認定資格、省庁後援という表現も同じです。

この公的資格の根拠は何かというと、経済産業省、文部科学省、中小企業庁などの省庁の後援のもとに実施している検定試験だからということです。

中には、総務省後援、文部科学省後援、経済産業省後援、内閣府後援、厚生労働省後援・・・と5省庁から後援を得ている民間資格もあります。

省庁が「認定」する制度はなくなりましたが、省庁が「後援」する制度は現在も存在します。

どうやらこの「省庁の後援」をもって公的資格と主張しているようです。

民間の検定試験の枠を超えた国も認めている公的な試験という権威付けを強調したいんでしょうけど、はたしてどれくらい国が関与しているのか調べてみました。

すると、文部科学省のサイトに「後援」をもらうための説明書きがありました。詳しくは下記をご覧ください。

参考:文部科学省後援名義等の使用許可申請について

実はこの「後援」とは、PRするために「省庁の後援名義を使っていいですよ」という程度のものにすぎません。

主たる目的が営利ではないこと、公序良俗に反しないことなど、形式的な要件と書類さえ揃っていれば、仮に任意の民間団体であっても基本的にはスムーズに許可が下りる仕組みになっています。

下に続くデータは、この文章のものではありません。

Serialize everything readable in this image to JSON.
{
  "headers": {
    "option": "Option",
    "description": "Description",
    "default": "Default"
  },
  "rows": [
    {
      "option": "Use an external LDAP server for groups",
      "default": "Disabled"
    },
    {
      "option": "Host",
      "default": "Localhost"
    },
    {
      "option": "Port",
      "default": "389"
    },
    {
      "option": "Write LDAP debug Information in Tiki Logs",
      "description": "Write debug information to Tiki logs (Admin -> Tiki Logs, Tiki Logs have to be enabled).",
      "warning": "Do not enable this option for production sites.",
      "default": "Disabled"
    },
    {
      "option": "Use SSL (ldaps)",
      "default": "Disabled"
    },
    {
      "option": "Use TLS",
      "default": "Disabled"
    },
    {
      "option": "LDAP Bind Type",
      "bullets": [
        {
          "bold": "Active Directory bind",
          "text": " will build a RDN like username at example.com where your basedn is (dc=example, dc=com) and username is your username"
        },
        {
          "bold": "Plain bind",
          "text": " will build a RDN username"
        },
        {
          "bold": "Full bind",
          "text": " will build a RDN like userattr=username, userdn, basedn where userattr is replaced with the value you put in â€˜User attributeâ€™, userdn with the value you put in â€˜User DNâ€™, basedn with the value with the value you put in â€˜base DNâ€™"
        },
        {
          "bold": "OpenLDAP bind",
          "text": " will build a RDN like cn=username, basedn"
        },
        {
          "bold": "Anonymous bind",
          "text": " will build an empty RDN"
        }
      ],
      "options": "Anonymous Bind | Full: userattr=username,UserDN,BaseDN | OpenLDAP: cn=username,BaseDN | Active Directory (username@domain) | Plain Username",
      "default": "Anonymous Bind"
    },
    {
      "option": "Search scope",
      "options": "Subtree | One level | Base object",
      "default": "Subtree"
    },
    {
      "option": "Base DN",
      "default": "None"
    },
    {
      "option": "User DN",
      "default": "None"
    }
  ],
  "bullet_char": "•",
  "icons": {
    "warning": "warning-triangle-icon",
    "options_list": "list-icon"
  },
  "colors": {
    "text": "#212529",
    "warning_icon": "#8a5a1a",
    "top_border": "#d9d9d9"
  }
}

あくまでも公益性があり、書類が整っていれば名義貸しを認めるというスタンスです。

つまり、省庁がその資格の難易度や将来性を厳しく審査して「国のお墨付き」として品質を保証しているわけでは決してありません。

税金を使って資金的なの援助をしていたり、合格者を優遇しているワケでもありません。

積極的な支援などは一切していません。

実際には「国の認定」がないにもかかわらず、単に後援を受けているだけで「国家認定」「公的資格」と謳って受講生を募集する行為は、消費者庁の景品表示法(優良誤認表示)に違反するリスクが極めて高い行為です。

過去にも誤認を与える資格表示に対して行政指導や改善措置が取られた例があります。

省庁の後援は公的な資格認定を意味するものではない点には、十分な注意が必要です。

公共性の高い民間資格は存在します

かつての文部科学省の認定制度の名残りで、その高い信頼性から極めて公共性の高い民間資格は現在も存在します。

例えば、かつては簿記検定1級合格が税理士試験の受験資格を得るための代表的なルートであったように、民間資格であっても公的な制度や国家資格へのステップアップと連動しているケースがあります。

※2023年4月以降、会計科目(簿記論・財務諸表論)は受験資格の制限がなくなり、誰でも受験可能になりました。

※税法科目については今も簿記検定1級合格者は受験資格を得られます。

福祉住環境コーディネーターの2級以上を取得すると、介護保険を利用して住宅改修をおこなう際に提出する住宅改修費支給申請書に添付する理由書の作成ができます。

臨床心理士は文部科学省の任用規程により、全国のスクールカウンセラー(学校カウンセラー)になるための資格要件とされています。

その他、大学・短大で入試の際に評価される民間の検定試験などがいくつかあります。